When addressing uncertainty in tax positions, we are required to apply a minimum recognition threshold that income tax positions must achieve before being recognized in the financial statements.

As of December 31, 2011, we had unrecognized tax benefits totaling $149,000 (net of tax) excluding interest. The amount of unrecognized tax benefits, if recognized, that would affect the effective income tax rate in future periods is $130,000. During 2011, we recognized approximately $357,000 of previously unrecognized tax benefits and approximately $49,000 of associated interest as a result of the expiration of statute of limitations.

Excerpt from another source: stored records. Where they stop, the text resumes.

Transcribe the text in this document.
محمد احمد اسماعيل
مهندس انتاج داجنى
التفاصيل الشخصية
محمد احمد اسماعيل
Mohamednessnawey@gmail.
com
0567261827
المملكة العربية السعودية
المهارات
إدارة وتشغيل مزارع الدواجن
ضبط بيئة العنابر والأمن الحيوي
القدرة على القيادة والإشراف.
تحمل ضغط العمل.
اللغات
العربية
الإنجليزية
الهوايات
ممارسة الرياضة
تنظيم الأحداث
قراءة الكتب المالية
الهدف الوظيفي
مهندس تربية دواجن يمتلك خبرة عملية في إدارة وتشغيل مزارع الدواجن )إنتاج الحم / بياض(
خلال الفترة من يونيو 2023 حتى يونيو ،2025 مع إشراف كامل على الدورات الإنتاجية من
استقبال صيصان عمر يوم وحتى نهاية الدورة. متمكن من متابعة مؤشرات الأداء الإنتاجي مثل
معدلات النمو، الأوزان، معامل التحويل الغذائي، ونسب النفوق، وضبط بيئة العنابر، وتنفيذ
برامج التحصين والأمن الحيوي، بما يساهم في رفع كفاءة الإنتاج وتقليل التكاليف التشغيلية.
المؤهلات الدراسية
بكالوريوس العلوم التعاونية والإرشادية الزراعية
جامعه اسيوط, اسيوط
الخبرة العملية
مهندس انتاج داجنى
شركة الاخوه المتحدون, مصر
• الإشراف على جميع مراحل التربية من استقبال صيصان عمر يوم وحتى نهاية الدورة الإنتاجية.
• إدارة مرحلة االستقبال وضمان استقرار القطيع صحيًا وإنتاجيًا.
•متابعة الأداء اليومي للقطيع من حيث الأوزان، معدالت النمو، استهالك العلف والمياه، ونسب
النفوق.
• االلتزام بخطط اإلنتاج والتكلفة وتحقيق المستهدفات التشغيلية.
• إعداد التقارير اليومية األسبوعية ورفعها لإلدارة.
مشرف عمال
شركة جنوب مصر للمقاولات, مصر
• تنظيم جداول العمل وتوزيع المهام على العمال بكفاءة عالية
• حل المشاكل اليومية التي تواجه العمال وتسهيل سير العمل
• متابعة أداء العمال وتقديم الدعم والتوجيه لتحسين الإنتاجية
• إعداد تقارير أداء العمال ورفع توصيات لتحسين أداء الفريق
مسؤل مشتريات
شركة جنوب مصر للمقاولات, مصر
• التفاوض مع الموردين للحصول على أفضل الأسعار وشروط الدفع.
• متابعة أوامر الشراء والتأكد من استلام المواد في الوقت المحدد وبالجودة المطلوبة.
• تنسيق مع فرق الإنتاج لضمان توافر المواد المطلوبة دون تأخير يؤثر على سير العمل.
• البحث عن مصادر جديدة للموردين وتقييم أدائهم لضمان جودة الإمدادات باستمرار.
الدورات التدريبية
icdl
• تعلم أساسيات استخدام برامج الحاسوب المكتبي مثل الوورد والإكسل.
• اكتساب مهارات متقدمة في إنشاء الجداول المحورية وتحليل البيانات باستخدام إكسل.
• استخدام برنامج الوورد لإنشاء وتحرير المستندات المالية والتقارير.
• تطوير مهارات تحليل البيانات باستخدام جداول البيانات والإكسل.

It is reasonably possible that the total amount of unrecognized tax benefits may decrease by approximately $11,000 during the next 12 months as a result of expirations of statute of limitations.

We recognize interest and penalties related to income tax matters as income tax expense.  As of December 31, 2011, we have accrued $5,000 (net of tax) for interest related to unrecognized tax benefits.

The following roll-forward of unrecognized tax benefits excludes interest accrued on unrecognized tax benefits and is presented gross of any expected federal tax benefits related to unrecognized state tax benefits.
 
(Dollars in thousands)
 
2011
  
2010
 
Unrecognized tax benefits opening balance (excluding interest)
 $697  $3,215 
Increases:
        
     Tax positions taken in current period
  8   17 
Settlements
  (15)  - 
Lapse of statute limitations
  (409)  (2,535)
Ending balance (excluding interest)
 $281  $697 
 
We file consolidated income tax returns in the United States federal jurisdiction and combined or separate income tax returns in various state jurisdictions. In general, we are no longer subject to United States federal income tax examinations and examinations by state tax authorities for the years prior to 2008 except to the extent of losses utilized in subsequent years.

In June 2009, the Internal Revenue Service completed an examination of our 2006 federal consolidated income tax return. Also, in January 2011, the Minnesota Department of Revenue completed an examination of our 2006, 2007 and 2008 state unitary income tax returns. The result of these audits was not significant.